Die ewige Wut auf die Hexer in mir brodelte stark und brachte mein Blut zum Kochen. Hass - so dunkel und schwer wie Teer - stieg in mir auf und verschlang beinahe jeden rationalen Gedanken, der mich anschrie, nicht voreilig zu handeln. Mich nicht provozieren zu lassen. Meine Muskeln spannten sich an, bereit zum Sprung.

Da hörte Anton auf zu lachen und sah mich mit einem grausamen dunklen und bösartigen Grinsen an.
"Deine Mutter war wenigstens noch zu etwas mehr gut als nur flehen und schreien. Dieser letzte Fick mit ihr war wirklich ganz unterhaltend."

Etwas riss in mir bei diesen Worten. Vielleicht meine Beherrschung. Vielleicht dieses letzte Fitzelchen Vernunft. Vielleicht etwas anderes. Meine gefletschten Zähne und der mörderische Ausdruck in meinen Augen waren die einzige Warnung. Im nächsten Moment stieß ich mich kräftig ab. Und sprang. Direkt auf den Hexer zu. Bereit, ihm die Kehle herauszureißen.

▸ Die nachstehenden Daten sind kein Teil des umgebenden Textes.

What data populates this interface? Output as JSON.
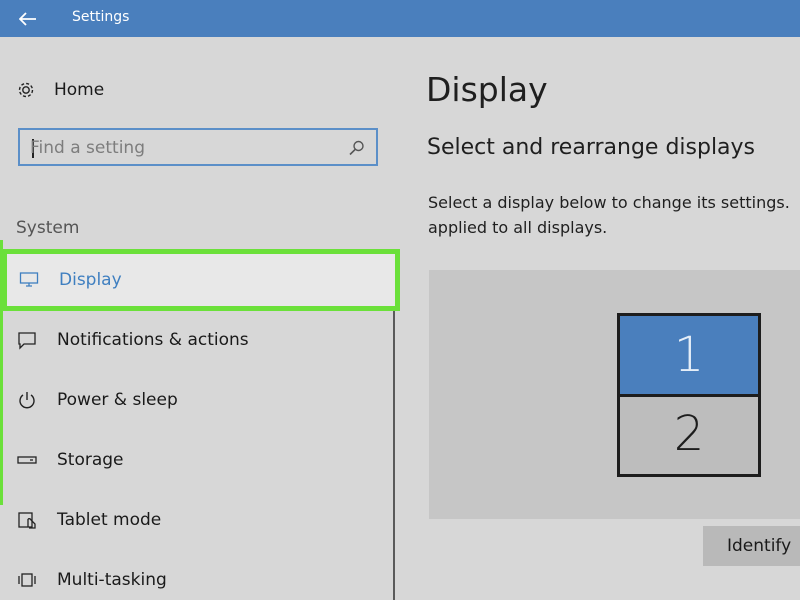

Doch da wurde Antons Grinsen plötzlich breiter. Bösartiger. Das Funkeln in seinen Augen selbstgefällig, sadistisch. Da wurde mir klar, dass ich einen Fehler begangen hatte.
Aber da war es auch schon zu spät.

Im nächsten Moment schoss von links ein rot glühendes Etwas auf mich zu. Für eine winzige Sekunde sah ich es im Augenwinkel, da traf es mich auch schon in die Seite.
Wie ein abgeschlossener Vogel fiel ich auf die Erde. Ich spürte den dumpfen Schmerz kaum, hörte nicht das Ächzen meiner Knochen. Nein. Für einen Moment war da gar nichts. Als wollten meine Nerven mir noch einen letzten Moment der Ruhe geben. Eine letzte Sekunde Ruhe vor dem Sturm.
Mit einem markerschütternden Geheul fingen all meine Nerven plötzlich an zu brennen, zu kreischen. Gleißende Elektrizität floss durch meinen Körper, zerstörte alles auf ihrem Weg. Feuer wälzte durch jeden Winkel, durch jede Zelle. Da war nur noch Schmerz. Nichts anderes existierte mehr. Nur solche unglaubliche Qual. Muskeln rissen, Nerven verbrannten, Knochen schmolzen.

Der Geruch von verbranntem Fleisch erreichte meine Nase, doch ich nahm es kaum wahr über den Schmerz. Ich hörte mich selbst kaum winseln, das Brausen und Tosen des Feuers der Hölle übertönte alles. Ich hörte und sah die anderen Hexer nicht, die plötzlich wie aus dem Nichts auf die Lichtung traten. Hörte nicht die Worte, die sie wechselten. Sah nicht einmal mehr Antons sadistische Miene.

Alles, was da noch war, war purer, zerstörerischer Schmerz, der alles andere überschwemmte. Hätte ich noch einen klaren Gedanken fassen können, hätte ich mir den Tod gewünscht. Hätte ich noch etwas anderes als bloßen Schmerz fühlen können, hätte ich mich nach dieser süßen Dunkelheit gesehnt. Aber der Schmerz nahm alles ein, fraß sich durch mich, verbrannte mich, brach mich...bis ich nichts mehr sein würde als glühende Asche.